Nope, what you hear today are those great works of architecture without modern machinery and how Renaissance astronomers discovered all the planets using primitive technology.
Nowadays, we’re complaining about how Elon Musk dared to use his personal money to create a new space launch system to better mankind. “There are people starving!” they say, but in reality, technology jumps have always demanded large sums of money, and poverty has always been a serious social issue. Those complaints skip over the reality that we’re seeing more and more people leave poverty than ever before. We’re also seeing crime drop to historic lows. It’s the safest time in human history right now.
Now I’m not Bob-Rossing our current reality. We live in vastly imperfect times, and have a lot to grapple with. Wars. Massive wealth inequity. A political system that seems broken.

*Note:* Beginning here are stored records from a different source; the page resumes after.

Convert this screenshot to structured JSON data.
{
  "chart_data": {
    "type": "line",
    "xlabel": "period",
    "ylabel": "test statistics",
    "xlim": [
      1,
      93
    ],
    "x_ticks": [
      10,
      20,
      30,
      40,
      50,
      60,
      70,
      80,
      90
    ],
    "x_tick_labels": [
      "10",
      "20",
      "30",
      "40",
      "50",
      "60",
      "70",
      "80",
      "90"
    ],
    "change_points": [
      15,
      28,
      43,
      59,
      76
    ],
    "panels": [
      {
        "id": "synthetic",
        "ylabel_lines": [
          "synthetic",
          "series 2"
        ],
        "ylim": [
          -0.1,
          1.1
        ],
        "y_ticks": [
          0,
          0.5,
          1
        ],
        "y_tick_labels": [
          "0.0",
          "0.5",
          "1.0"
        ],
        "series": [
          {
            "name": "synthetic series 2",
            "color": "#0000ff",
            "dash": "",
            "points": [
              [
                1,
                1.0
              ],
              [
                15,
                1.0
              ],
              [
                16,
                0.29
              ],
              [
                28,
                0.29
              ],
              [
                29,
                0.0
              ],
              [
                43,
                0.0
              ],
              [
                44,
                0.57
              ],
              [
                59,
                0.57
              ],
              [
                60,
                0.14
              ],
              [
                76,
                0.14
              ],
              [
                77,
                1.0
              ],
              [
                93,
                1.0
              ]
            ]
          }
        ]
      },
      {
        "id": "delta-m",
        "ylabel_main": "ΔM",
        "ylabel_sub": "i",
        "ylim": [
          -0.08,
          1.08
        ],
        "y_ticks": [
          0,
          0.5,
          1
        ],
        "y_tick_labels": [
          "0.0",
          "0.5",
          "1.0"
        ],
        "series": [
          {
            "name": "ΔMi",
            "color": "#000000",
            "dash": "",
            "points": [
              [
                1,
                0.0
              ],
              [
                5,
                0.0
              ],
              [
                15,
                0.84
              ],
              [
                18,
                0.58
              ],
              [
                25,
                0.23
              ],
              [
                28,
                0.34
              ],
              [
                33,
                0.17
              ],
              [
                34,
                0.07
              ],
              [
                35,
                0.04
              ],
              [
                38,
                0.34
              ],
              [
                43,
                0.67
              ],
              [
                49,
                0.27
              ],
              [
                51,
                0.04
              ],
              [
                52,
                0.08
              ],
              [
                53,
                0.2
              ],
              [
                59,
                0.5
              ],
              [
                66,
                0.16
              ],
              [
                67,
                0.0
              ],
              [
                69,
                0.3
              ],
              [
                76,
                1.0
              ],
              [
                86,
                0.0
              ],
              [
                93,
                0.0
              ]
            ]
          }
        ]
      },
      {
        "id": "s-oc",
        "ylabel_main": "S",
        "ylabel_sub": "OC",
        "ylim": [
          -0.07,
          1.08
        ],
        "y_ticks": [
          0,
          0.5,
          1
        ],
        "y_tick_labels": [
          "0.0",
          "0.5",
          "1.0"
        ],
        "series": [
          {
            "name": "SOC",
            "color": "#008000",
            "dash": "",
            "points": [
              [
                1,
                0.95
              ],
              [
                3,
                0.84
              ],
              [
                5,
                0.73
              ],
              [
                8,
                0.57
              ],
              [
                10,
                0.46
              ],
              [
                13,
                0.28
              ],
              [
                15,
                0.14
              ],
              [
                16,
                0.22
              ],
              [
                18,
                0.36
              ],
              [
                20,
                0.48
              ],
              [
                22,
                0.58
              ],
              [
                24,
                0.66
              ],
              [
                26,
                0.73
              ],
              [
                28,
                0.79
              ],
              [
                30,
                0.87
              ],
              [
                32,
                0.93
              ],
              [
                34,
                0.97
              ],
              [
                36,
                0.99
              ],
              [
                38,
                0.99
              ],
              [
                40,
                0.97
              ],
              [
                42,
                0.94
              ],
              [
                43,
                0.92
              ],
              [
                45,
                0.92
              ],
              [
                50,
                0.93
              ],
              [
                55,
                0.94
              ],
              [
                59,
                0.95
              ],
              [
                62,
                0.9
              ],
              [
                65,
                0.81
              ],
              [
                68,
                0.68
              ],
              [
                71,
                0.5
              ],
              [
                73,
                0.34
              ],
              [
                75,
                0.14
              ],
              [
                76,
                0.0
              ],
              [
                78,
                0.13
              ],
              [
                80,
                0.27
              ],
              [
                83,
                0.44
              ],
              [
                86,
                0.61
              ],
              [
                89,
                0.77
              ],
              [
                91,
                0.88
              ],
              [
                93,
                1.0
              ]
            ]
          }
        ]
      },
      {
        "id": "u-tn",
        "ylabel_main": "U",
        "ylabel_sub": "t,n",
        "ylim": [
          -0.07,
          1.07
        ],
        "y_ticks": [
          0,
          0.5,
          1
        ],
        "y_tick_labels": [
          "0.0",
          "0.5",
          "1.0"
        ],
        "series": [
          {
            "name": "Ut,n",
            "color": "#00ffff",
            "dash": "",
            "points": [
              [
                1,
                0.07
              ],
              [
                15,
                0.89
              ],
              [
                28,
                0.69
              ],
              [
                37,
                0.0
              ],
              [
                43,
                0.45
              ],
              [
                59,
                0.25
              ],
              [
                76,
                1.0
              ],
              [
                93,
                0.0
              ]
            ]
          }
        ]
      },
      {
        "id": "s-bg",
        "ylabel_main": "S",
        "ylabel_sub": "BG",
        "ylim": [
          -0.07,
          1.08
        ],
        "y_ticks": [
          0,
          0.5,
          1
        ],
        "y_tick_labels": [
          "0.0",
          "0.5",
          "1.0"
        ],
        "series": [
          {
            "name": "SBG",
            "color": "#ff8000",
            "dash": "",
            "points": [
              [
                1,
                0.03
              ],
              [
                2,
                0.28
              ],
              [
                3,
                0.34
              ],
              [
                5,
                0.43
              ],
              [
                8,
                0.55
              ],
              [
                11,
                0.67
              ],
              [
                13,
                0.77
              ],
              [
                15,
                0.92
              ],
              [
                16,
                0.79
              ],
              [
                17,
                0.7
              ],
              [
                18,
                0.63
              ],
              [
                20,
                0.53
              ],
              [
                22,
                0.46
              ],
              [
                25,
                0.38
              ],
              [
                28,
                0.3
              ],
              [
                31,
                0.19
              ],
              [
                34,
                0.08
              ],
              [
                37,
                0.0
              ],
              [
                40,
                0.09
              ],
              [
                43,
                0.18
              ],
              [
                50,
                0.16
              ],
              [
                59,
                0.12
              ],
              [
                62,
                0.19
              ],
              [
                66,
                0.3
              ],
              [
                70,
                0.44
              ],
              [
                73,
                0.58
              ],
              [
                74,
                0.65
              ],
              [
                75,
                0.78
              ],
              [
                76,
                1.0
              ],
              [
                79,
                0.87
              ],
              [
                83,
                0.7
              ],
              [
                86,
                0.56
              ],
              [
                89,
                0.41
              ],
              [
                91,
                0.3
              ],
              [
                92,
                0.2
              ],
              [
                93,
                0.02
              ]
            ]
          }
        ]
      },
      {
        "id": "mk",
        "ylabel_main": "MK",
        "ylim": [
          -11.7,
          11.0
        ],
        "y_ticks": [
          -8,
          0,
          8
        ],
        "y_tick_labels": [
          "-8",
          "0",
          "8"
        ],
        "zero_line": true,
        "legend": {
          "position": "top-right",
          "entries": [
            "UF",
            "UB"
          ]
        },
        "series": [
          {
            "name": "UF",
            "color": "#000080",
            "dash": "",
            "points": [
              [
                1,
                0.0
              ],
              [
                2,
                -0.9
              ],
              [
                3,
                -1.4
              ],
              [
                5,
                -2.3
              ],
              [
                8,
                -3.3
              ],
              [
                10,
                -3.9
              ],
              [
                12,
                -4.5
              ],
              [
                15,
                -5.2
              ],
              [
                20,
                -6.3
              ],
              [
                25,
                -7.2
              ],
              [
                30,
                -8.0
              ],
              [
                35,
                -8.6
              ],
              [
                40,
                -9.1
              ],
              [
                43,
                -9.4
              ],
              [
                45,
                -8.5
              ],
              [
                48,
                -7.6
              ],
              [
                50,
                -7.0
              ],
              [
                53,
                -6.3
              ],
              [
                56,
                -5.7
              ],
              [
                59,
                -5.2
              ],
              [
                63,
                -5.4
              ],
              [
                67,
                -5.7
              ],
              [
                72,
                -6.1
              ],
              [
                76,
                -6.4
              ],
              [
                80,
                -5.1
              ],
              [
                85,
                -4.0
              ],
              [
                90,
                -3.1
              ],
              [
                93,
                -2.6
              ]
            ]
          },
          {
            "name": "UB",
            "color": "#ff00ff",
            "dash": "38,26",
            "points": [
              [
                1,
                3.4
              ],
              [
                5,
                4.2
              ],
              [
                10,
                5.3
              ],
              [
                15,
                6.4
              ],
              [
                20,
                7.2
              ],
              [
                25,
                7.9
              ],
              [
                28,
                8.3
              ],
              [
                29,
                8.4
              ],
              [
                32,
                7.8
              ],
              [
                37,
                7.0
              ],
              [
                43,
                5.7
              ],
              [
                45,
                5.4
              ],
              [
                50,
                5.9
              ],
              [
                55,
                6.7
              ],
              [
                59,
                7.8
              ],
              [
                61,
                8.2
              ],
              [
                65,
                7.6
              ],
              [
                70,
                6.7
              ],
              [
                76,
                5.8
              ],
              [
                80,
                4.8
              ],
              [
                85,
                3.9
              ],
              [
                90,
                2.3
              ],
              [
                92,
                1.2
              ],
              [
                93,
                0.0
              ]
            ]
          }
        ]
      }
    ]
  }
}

But let’s focus on how we can move forward, and not the Canadian at the drive-thru who is taking a little too much time getting an order.
(This coming from a guy who still complains about the Star Wars prequels.)
I mean, aren’t your fingers sore from all the angry tweets and Facebook memes?
You can help shape the direction our own city is going by being involved in the process and giving a lot of feedback to our elected officials. Showing up every few years to vote or occasionally showing up to a city council meeting because you’re angry isn’t going to shape positive change.
Our discourse has gone from long, deeply thought out arguments concerning policy and theory to someone typing angrily about how someone they never met is doing a terrible job, people thinking they’re enlightened because they used the term “Cheeto-in-Chief” and booing elected officials at events.
Same thing with other issues. Sick of crime? Get involved with a neighborhood watch. Vote for representatives and help causes that help combat drug addiction. Don’t just go “darn tweakers” when your bike gets stolen.
State politics bug the hell out you? Guess what, your representative’s email and phone number are public knowledge. Get a hold of them and let them know what’s going on at the ground level of their district. They respond at a scary quick pace.
Buuuutttt, don’t blame your dead dog on their laws. Don’t say you’re having a bad day so they should somehow fix it. If there are policy issues that you see affect large swathes of people, point it out. If your neighbor is making you mad, there’s probably not a whole lot they can do about it. Remember, politics have everything to do with policy and not with you being scheduled for the night shift.
There are things you can do to be an active and positive influence in your community. Channel some of those negative feelings into positive results. Life is never going to be perfect, and society is probably never going to be utopian. Now that doesn’t mean we shouldn’t strive for that, but if all you do is type angrily from your keyboard, all you’re going to accomplish is carpal tunnel.
(Look at Star Trek, they have food replicators and transporters and guys in red shirts are still dying right and left.)
When was the last time someone went down in history as one heck of a complainer?